Winter officially starts on December 21, but most years we have winter weather before that. Here are some winter safe driving tips. Buckle up and please, drive carefully.
Before you leave home, be prepared:
Before you move your car, clear ALL the snow and ice from it. Ice and snow flying off your car can cause driving distractions for you and other drivers. It could hit and damage other vehicles or cause a crash.
Are you wearing clothing that is warm enough for weather conditions? A jacket, gloves, hat, and boots are essential on a winter day. A spare blanket in your car would be welcome in case you get stuck.
Do you have snow removal equipment in your vehicle? An ice scraper and snow brush for uncovering your car and a shovel might be needed for digging out of snow banks.
Is your vehicle ready for winter?
How's the tread on your vehicles' tires?
Is the recommended amount of antifreeze in the radiator?
Is the windshield washer reservoir full?
If you have been driving on salted and sanded roads, have you cleaned off your lights and windows?
Will the heater and defroster clear icy and fogged windows?
And do you have enough gas just in case you get stuck in slow moving traffic?
Make sure each passenger is properly buckled up - in a seat belt, a size-appropriate child safety seat or child restraint system.
Warm up the car so the defroster has a chance to clear the windows. Clear ice and snow from your vehicle (including the roof) for improved visibility and for the safety of motorists sharing the road with you.
In winter, with more hours of darkness and weather conditions that limit visibility, be sure to have your head lights on.

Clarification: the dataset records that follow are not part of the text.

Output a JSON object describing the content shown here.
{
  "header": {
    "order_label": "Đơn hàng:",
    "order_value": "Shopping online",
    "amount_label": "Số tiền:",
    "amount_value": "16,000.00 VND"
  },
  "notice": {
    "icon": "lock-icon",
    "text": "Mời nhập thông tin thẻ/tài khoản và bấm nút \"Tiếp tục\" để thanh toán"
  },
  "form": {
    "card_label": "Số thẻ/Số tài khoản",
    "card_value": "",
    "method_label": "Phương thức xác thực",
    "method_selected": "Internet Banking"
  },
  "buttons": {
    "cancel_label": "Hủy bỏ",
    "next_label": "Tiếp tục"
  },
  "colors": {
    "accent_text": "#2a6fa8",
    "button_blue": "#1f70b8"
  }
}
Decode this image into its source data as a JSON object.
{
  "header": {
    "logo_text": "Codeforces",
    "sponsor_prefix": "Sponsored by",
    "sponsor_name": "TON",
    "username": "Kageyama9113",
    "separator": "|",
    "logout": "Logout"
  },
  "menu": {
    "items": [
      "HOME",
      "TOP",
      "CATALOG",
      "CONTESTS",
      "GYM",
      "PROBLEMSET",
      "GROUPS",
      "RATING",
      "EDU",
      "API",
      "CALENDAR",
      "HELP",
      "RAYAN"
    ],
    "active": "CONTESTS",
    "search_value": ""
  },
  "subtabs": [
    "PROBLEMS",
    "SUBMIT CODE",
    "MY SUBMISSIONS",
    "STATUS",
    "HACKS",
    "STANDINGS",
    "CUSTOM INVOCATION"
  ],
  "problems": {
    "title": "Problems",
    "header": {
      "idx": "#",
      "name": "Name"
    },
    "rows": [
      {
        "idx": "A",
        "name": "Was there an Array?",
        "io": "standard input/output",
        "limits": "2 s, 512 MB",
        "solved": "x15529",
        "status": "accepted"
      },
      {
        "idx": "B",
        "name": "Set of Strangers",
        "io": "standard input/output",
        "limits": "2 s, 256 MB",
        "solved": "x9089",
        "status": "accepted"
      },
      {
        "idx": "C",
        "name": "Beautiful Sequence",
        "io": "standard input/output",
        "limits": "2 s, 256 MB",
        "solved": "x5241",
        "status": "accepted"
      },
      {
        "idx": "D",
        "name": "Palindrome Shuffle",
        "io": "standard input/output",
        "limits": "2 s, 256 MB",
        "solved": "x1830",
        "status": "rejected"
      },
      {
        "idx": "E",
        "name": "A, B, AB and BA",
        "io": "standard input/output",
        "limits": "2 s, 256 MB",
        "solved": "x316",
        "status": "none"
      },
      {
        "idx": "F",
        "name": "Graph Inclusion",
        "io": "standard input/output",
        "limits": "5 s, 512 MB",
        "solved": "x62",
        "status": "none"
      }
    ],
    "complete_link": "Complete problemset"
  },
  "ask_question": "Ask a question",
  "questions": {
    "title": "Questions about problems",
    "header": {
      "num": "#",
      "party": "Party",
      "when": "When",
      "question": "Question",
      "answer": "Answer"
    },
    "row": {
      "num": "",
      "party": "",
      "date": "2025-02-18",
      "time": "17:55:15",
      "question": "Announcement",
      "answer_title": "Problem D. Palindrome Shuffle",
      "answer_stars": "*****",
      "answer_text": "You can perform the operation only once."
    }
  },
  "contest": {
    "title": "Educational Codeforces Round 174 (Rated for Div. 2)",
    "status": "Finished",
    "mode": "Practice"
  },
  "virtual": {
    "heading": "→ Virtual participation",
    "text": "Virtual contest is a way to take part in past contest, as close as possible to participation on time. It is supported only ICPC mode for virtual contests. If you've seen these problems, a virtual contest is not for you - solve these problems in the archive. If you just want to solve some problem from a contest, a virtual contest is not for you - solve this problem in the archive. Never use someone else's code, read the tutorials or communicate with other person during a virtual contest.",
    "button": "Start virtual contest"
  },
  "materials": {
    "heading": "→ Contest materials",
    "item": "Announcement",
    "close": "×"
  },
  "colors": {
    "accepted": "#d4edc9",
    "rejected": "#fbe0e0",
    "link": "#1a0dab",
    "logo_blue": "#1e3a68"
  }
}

Match your speed to the road conditions. Don't try to pass or weave in and out of traffic.
Leave plenty of room between your vehicle and the one ahead of you. Pay attention to what other drivers are doing. You can't stop quickly on snowy, icy roads.
Familiarize yourself with the vehicles you drive before you need to try to make a quick stop.
Remember that bridges and ramps freeze before road surfaces.
Drivers must use care when approaching an emergency vehicles that display red and/or white emergency lights or a hazard vehicle that displays amber warning lights.
Drivers must reduce speed for emergency and hazard vehicles on all roads and highways.
On parkways, interstates, and other controlled access highways with multiple lanes, drivers must move from the lane immediately adjacent to the emergency vehicle or hazard vehicle, unless traffic or other hazards exist to prevent doing so safely.
When the storm is over:
Remove all the snow from your vehicle.
Don't plow or shovel the snow from your walk or driveway into the road. It's unsafe and illegal.
Blowing and drifting snow will cause icy road conditions.
During the day, ice and snow melt. As temperatures fall, melted ice and snow refreeze on the roadways.